Из «Яснополянских записок» Душана Петровича Маковицкого 5 ноября

«В 10 часу дня Л. Н. в полубреду настаивал, чтобы что-то „делать дальше“. Мы стали ему читать „Круг чтения“, сначала я, потом Варвара Михайловна, потом Татьяна Львовна, которую Л. Н. спрашивал, благодаря ее за что-то, и сказал: „Милая Таня“.

Прочли три раза подряд 5 ноября „Круга чтения“.

Когда перестали читать, Л. Н. сейчас же спросил:

— Ну, что дальше? Что написано здесь? — настойчиво. — Что написано здесь? Только ищи это… Нет, сейчас от вас не добудешь ничего.

Последнюю фразу говорит Л. Н. почти плачущим голосом и, повертывая голову, ложится.

— Что нынче было?»[250]

5 ноября. 12 часов дня

[Официальный бюллетень:

«Ночь почти не спал, часто впадал в забытье, бредил, под утро успокоился. Температура вечером 38,4, утром 37,1; пульс 120 с частыми перебоями, дыхание 40. Местные явления в легком без перемены. Изжога и частая икота. Очень большая слабость, сознание ясно. Врачи: Никитин, Маковицкий, Семёновский, Беркенгейм»[251]].

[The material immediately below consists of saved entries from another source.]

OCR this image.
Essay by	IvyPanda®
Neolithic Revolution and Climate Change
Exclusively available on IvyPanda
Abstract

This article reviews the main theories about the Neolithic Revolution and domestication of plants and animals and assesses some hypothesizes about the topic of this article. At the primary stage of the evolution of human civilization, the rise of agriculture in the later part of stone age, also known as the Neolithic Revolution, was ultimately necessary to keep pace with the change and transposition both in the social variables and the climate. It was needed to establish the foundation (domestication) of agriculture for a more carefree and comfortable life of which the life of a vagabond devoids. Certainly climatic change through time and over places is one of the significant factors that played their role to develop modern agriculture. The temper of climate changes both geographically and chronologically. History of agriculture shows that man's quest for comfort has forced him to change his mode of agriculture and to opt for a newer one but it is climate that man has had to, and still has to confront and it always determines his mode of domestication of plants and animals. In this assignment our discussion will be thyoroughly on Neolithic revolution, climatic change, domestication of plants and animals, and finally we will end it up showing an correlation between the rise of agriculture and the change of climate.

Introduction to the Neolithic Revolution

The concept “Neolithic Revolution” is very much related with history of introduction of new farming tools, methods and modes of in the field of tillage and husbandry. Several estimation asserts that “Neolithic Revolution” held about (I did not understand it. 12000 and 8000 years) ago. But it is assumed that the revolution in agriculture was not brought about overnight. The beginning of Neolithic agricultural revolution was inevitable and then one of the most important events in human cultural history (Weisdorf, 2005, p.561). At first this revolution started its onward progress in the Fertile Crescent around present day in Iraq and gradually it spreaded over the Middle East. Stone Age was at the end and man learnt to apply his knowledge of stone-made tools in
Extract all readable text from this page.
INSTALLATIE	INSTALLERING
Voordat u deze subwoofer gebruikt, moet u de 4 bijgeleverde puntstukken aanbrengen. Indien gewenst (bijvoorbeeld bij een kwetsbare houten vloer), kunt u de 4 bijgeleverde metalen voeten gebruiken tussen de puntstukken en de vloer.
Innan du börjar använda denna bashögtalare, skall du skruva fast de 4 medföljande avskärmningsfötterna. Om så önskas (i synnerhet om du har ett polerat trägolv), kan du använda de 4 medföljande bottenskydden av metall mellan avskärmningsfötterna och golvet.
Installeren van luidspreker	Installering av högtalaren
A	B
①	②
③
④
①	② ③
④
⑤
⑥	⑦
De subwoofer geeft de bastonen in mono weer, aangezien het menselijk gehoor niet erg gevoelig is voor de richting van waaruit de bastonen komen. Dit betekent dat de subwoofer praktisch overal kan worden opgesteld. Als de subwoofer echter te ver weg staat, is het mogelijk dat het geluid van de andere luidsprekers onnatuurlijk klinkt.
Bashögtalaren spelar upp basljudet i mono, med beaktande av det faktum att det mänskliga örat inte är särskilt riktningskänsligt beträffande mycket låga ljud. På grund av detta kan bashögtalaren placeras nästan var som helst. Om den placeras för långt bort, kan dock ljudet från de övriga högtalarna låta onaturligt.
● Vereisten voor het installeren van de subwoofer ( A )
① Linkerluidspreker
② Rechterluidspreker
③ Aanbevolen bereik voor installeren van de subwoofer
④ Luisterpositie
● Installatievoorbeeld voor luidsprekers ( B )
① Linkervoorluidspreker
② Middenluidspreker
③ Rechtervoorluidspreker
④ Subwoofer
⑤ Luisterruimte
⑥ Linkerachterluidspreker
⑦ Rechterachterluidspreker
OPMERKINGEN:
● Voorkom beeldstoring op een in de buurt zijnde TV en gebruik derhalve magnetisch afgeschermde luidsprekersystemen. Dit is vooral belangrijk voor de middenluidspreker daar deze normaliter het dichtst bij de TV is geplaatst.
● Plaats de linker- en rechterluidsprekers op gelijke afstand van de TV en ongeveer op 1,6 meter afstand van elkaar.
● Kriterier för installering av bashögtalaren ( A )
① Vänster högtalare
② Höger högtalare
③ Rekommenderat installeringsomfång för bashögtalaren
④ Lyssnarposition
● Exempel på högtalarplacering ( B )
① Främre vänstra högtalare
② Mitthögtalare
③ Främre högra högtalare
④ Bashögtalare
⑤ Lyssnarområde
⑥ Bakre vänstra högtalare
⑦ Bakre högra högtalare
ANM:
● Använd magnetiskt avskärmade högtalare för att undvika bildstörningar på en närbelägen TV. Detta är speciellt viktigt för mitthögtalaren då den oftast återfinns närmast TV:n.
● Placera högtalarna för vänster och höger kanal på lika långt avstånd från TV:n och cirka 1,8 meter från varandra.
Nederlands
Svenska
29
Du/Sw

Из книги Александра Борисовича Гольденвейзера «Вблизи Толстого»

«5 ноября. С утра Л. Н. слаб, но ему скорее немного лучше, чем с вечера, и особенно ночью. Л. Н. всех узнает, разумно отвечает на нужные вопросы, но все-таки часто впадает в забытье.

Утром приехал из Москвы Г. М. Беркенгейм. Он очень озаботился улучшением окружающей Л. Н. обстановки: велел вынести лишние вещи, вычистить все кругом. Заставил по нескольку раз в день мыть полы во всем домике. Обратил внимание на то, чтобы Л. Н. хоть немного питался.

Л. Н. попил немного молока и съел ложечки три овсянки. Беркенгейм советовал даже дать Л. Н. бульону, но на это Александра Львовна и другие никто не согласился.

Григорий Моисеевич предложил Л. Н. кефиру.

Л. Н. необыкновенно трогателен. Нынче он часто в полубреду; в минуты ясного сознания он говорит только ласковые слова…

Подошел Душан Петрович. Л. Н. сказал ему:

— Душан, милый Душан!

Татьяне Львовне тоже сказал:

— Танечка, милая…

Когда приехал Беркенгейм и был около Л. Н. с другими докторами, Л. Н. ничего не сказал. Потом, когда его уложили в чистую постель, он спросил Александру Львовну:

— С кем я не здоровался?

— Ты со всеми здоровался, папа.

— Нет, нет. Я с кем-то не здоровался. Кто здесь?

Александра Львовна стала всех называть.

Когда дошла до Григория Моисеевича, Л. Н. сказал:

— Позови его.

Григорий Моисеевич подошел. Л. Н. сказал ему:

— Спасибо вам, милый Григорий Моисеевич.

Григорий Моисеевич наклонился и поцеловал ему руку.

Л. Н. заплакал, а Беркенгейм выбежал вон из комнаты.

Физически Л. Н. сильно страдает. Доктора, боясь ответственности, вызвали телеграммой из Москвы Усова и Щуровского, которых ждут завтра. Сейчас при Л. Н. четыре доктора: Никитин, Беркенгейм, Душан Петрович и Семеновский»[252].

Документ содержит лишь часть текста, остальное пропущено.